I am eternally grateful to the various student organizations and Campus Life offices that continue to carry out those very missions. Organizations such as Emory’s chapter of the NAACP, which held a response program that ran concurrently with Mac Donald’s event, and Young Democrats of Emory, which held a discussion on Jan. 30 about the importance of equitable access and inclusion in higher education, are to be revered. If Emory truly advocates for the inclusion of underrepresented students, we cannot accept the notion that open expression comes at the expense of people of color, women, first-generation students and all other kinds of identity-based groups that have been historically excluded from spaces of higher education.

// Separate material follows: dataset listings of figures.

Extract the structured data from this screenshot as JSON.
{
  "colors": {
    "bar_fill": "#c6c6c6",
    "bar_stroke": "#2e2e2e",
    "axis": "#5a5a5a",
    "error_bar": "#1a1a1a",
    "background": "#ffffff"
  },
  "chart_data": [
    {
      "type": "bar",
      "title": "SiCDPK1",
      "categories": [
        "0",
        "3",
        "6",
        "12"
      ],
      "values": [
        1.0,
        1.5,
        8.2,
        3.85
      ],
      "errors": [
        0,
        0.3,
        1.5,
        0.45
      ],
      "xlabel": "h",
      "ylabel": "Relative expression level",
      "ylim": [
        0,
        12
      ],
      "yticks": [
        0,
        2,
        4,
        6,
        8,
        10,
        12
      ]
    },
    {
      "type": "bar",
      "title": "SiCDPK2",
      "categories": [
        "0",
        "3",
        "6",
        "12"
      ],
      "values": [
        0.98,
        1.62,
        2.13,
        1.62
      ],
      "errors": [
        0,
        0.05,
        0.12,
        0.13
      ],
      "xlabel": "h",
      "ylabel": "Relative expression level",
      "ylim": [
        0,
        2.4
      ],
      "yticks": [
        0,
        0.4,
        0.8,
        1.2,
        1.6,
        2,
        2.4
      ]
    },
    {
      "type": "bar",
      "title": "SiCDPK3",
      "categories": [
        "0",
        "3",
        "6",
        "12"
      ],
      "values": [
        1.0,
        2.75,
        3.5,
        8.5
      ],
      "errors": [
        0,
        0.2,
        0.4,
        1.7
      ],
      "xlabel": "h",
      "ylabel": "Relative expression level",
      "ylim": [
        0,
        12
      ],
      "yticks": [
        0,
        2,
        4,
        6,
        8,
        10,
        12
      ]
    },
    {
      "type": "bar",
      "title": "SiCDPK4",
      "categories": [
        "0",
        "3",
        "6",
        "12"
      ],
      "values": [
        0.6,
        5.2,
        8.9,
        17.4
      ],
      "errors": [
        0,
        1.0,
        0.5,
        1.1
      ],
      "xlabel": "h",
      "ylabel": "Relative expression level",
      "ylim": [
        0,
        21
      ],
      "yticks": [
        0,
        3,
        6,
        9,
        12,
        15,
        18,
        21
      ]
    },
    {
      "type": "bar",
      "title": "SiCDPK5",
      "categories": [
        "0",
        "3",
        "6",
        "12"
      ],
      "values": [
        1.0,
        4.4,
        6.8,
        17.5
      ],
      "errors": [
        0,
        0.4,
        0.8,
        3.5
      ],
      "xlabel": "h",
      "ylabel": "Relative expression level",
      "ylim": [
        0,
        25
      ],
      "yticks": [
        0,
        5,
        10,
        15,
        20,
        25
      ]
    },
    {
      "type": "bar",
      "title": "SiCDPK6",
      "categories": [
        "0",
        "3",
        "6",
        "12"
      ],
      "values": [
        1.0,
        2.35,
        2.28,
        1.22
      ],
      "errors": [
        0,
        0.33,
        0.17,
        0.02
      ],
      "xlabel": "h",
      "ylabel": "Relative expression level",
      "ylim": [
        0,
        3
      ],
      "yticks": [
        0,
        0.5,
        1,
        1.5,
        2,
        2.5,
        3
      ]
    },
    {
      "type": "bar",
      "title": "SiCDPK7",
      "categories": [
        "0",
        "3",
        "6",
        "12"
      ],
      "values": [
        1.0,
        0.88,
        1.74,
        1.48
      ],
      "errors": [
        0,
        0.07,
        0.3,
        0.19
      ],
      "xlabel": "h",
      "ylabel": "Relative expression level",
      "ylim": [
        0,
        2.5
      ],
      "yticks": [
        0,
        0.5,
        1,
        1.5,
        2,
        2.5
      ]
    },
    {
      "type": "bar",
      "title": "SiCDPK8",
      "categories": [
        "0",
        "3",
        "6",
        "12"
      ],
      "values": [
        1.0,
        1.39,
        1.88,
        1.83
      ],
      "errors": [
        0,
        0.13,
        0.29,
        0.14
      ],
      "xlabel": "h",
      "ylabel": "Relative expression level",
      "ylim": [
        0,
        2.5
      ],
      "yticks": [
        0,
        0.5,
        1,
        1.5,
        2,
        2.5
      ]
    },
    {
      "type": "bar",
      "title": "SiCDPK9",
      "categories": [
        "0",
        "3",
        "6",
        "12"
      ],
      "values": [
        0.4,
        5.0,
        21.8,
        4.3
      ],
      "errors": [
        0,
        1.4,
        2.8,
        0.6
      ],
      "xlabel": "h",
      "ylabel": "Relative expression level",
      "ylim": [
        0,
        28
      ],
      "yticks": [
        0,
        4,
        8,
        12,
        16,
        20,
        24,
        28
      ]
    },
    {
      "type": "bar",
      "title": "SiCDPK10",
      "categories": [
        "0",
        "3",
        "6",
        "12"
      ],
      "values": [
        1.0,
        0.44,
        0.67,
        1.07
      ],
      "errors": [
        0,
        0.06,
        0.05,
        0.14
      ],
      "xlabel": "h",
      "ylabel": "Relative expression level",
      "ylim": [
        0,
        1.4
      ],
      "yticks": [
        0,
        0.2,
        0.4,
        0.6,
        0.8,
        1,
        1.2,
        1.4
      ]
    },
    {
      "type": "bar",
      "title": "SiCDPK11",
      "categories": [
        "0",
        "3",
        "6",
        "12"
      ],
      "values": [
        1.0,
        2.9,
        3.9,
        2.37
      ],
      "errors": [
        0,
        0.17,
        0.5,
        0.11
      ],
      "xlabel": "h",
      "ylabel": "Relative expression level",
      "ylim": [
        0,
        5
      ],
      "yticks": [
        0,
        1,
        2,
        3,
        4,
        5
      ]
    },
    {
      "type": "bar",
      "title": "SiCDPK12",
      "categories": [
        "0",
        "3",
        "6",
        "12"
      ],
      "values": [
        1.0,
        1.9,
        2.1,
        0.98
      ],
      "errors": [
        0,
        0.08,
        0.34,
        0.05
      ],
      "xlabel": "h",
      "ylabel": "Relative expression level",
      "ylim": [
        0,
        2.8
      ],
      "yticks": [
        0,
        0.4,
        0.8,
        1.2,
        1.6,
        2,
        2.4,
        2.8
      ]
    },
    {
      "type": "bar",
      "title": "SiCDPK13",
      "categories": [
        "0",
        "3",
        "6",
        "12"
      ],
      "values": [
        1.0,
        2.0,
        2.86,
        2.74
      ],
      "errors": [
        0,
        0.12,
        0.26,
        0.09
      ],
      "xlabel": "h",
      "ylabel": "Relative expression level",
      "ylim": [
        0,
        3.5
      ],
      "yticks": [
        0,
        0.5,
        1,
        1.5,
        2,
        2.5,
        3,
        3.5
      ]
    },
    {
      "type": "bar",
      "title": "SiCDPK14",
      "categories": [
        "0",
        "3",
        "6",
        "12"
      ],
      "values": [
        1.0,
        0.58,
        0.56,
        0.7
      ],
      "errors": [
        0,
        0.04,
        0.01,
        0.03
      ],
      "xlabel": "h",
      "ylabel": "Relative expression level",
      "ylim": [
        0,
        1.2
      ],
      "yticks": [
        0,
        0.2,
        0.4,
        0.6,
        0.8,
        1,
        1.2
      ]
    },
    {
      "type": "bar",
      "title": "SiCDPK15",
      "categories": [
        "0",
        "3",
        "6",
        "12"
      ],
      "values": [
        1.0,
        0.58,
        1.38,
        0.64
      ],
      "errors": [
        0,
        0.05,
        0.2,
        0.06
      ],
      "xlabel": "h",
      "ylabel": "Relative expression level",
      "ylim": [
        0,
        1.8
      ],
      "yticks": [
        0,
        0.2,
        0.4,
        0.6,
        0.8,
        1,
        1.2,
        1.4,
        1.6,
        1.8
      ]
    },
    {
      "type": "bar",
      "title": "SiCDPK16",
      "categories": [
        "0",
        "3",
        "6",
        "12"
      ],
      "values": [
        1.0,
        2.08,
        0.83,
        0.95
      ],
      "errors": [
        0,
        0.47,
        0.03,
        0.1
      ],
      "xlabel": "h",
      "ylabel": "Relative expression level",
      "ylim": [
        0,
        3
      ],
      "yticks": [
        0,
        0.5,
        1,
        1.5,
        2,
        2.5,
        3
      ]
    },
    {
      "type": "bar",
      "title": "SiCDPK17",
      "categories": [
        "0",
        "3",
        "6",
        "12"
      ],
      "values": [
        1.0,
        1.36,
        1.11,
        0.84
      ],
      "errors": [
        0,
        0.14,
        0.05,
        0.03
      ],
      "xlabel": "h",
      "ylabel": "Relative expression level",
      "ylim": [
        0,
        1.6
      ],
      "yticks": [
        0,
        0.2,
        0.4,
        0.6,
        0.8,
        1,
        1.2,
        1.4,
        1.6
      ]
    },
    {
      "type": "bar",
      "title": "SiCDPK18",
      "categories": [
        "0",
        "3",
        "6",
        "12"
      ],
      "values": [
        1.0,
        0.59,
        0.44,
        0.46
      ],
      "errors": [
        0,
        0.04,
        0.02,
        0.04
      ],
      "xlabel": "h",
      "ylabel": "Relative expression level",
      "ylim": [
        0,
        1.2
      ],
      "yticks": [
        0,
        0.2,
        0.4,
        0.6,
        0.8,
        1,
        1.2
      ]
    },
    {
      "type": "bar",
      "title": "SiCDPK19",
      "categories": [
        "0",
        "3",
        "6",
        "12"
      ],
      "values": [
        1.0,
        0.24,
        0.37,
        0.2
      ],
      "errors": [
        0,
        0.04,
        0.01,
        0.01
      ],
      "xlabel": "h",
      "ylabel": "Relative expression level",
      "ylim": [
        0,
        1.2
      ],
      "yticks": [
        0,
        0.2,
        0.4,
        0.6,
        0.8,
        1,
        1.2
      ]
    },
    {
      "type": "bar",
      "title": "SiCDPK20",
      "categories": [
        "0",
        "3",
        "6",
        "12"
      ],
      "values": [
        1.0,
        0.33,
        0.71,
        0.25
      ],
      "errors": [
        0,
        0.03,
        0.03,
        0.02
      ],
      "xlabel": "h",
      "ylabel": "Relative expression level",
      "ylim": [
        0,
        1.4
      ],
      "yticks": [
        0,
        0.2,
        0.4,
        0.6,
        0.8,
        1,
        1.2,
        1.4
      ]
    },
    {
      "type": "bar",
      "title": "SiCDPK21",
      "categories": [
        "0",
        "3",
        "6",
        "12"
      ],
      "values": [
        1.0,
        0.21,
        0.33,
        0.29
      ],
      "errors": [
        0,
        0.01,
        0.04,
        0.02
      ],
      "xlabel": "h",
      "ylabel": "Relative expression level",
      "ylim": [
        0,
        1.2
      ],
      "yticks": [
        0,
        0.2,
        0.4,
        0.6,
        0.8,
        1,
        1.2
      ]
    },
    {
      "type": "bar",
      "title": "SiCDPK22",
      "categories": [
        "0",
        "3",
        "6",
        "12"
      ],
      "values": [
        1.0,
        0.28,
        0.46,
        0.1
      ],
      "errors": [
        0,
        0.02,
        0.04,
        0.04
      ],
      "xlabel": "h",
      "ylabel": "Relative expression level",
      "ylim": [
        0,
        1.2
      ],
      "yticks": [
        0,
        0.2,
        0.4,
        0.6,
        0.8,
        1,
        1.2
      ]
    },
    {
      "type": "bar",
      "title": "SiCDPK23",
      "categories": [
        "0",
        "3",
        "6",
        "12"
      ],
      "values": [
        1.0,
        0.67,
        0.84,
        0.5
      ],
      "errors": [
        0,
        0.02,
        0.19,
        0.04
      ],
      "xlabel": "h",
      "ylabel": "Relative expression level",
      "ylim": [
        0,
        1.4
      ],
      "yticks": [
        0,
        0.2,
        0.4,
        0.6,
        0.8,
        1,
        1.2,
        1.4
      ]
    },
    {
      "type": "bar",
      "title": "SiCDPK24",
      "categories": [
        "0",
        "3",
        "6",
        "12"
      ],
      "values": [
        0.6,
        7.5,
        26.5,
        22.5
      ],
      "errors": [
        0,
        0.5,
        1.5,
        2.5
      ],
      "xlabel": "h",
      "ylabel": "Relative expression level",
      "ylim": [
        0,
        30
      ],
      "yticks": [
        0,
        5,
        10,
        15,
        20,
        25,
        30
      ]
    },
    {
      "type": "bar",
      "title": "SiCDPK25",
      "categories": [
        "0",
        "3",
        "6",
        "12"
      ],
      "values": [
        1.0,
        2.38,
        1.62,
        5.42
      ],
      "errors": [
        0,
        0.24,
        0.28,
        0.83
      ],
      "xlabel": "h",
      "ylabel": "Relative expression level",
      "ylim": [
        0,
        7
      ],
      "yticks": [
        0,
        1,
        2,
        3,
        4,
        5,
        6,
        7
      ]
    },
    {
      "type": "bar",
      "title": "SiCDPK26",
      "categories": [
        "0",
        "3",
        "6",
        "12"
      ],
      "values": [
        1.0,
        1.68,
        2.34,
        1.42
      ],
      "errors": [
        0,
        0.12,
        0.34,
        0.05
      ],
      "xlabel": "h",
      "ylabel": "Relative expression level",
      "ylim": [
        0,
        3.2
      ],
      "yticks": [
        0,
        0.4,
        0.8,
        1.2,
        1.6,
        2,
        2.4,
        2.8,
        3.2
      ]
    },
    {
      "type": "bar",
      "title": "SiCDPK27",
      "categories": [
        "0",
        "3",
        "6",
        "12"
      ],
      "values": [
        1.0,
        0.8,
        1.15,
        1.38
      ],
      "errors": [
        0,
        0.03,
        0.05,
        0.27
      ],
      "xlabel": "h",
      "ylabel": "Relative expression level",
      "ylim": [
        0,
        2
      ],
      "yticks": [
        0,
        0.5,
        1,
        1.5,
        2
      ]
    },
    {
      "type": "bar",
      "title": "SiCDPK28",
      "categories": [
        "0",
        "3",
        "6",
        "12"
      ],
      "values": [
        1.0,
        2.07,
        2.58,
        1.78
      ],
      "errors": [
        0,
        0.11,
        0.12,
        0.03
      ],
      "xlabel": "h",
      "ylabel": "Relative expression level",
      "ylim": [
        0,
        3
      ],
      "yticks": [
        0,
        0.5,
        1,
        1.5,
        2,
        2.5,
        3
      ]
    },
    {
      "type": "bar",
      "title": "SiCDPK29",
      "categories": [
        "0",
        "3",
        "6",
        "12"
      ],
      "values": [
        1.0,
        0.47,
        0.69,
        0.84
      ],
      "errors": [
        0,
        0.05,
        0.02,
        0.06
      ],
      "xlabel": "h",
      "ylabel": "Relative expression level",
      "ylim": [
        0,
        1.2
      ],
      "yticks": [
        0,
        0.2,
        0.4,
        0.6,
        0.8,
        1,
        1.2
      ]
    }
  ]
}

I love Emory. It is where I have developed my greatest passions, deepest friendships and most meaningful intellectual discourse. It is where I have realized my most authentic self. I’m sure a lot of you have similar sentiments. But loving something should never mean that you allow it to remain unchallenged. I love this place, and I want to shape it for the better. And in this case, that means expecting those who manage this institution to ensure that underrepresented groups feel safe and welcome. 

Institutions like Emory may not have been built for people like us, but every day, I’m confident that we are shaping it into the place we want it to be: one that not only preaches inclusion, equity and justice, but practices it, too.

Mikko Biana (21C) is from Davie, Fla.